As we continue to build and develop cities, we also should take into consideration the impact design can have on wildlife. Research continues to develop on how buildings impact animal welfare and legislation has been introduced for bird-friendly and turtle-friendly glazing.
Bird-friendly glass: Birds do not see building elements, such as window frames, as visual markers to identify glass as a physical barrier. Instead, birds see a clear line of sight to what is on the other side of the glass, or an uninterrupted reflected image of natural surroundings on the glass surface. As a result, birds perceive an unobstructed flight path to vegetation or open skies leading to collisions with windows. There are several ways to prevent birds from flying into windows. Through application of ultraviolet coatings, patterned frits, etching and specialized interlayers, birds are able to perceive these markers and recognize glass as visible barrier.
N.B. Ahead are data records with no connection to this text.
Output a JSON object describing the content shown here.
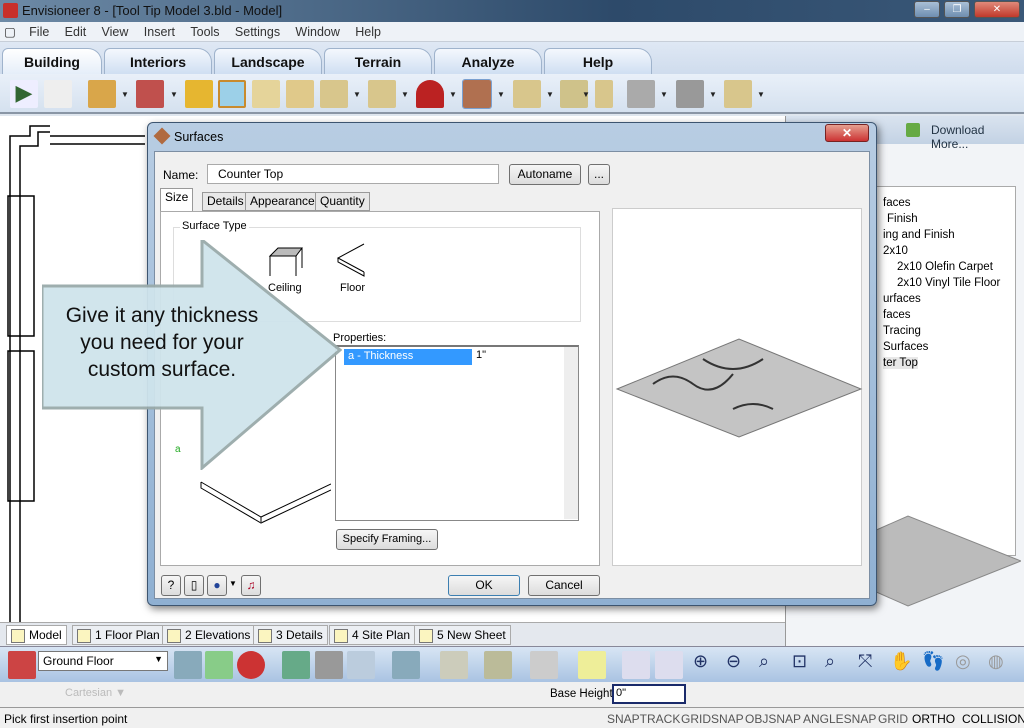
{
  "window": {
    "title": "Envisioneer 8 - [Tool Tip Model 3.bld - Model]"
  },
  "menu": [
    "File",
    "Edit",
    "View",
    "Insert",
    "Tools",
    "Settings",
    "Window",
    "Help"
  ],
  "ribbon_tabs": [
    "Building",
    "Interiors",
    "Landscape",
    "Terrain",
    "Analyze",
    "Help"
  ],
  "active_tab": "Building",
  "right_panel": {
    "download": "Download More...",
    "tree": [
      "faces",
      "Finish",
      "ing and Finish",
      "2x10",
      "2x10 Olefin Carpet",
      "2x10 Vinyl Tile Floor",
      "urfaces",
      "faces",
      "Tracing",
      "Surfaces",
      "ter Top"
    ]
  },
  "dialog": {
    "title": "Surfaces",
    "name_label": "Name:",
    "name_value": "Counter Top",
    "autoname": "Autoname",
    "ellipsis": "...",
    "tabs": [
      "Size",
      "Details",
      "Appearance",
      "Quantity"
    ],
    "active_tab": "Size",
    "surface_type_label": "Surface Type",
    "types": [
      "Ceiling",
      "Floor"
    ],
    "properties_label": "Properties:",
    "property_name": "a - Thickness",
    "property_value": "1\"",
    "specify_framing": "Specify Framing...",
    "ok": "OK",
    "cancel": "Cancel",
    "diagram_label": "a"
  },
  "callout": {
    "text": "Give it any thickness you need for your custom surface."
  },
  "sheet_tabs": [
    "Model",
    "1 Floor Plan",
    "2 Elevations",
    "3 Details",
    "4 Site Plan",
    "5 New Sheet"
  ],
  "bottom": {
    "floor": "Ground Floor",
    "coord_mode": "Cartesian",
    "base_height_label": "Base Height",
    "base_height_value": "0\""
  },
  "status": {
    "message": "Pick first insertion point",
    "flags": [
      "SNAPTRACK",
      "GRIDSNAP",
      "OBJSNAP",
      "ANGLESNAP",
      "GRID",
      "ORTHO",
      "COLLISION"
    ],
    "active_flags": [
      "ORTHO",
      "COLLISION"
    ]
  }
}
Turtle-friendly glass: Sea turtle hatchlings migrate to the water at night following the moon. Lights coming from beachside buildings can disorient hatchlings and lead them away from the ocean, prolonging their exposure to predators. To protect turtles during nesting season, turtle friendly glass reduces visible light transmittance. This reduces the amount of artificial light that reaches the beach and allows hatchlings to migrate towards the brighter illuminance of the moon.
So as you can see, glass provides a wide array of safety and security options. Glass is an extremely versatile material and can be molded to meet the form and function of the demands of a space and most times is done in a way where the occupant is unaware of the change. Whether personal safety or building resiliency, we expect the use of glass and the functions we provide to continue to expand to meet the future needs of design.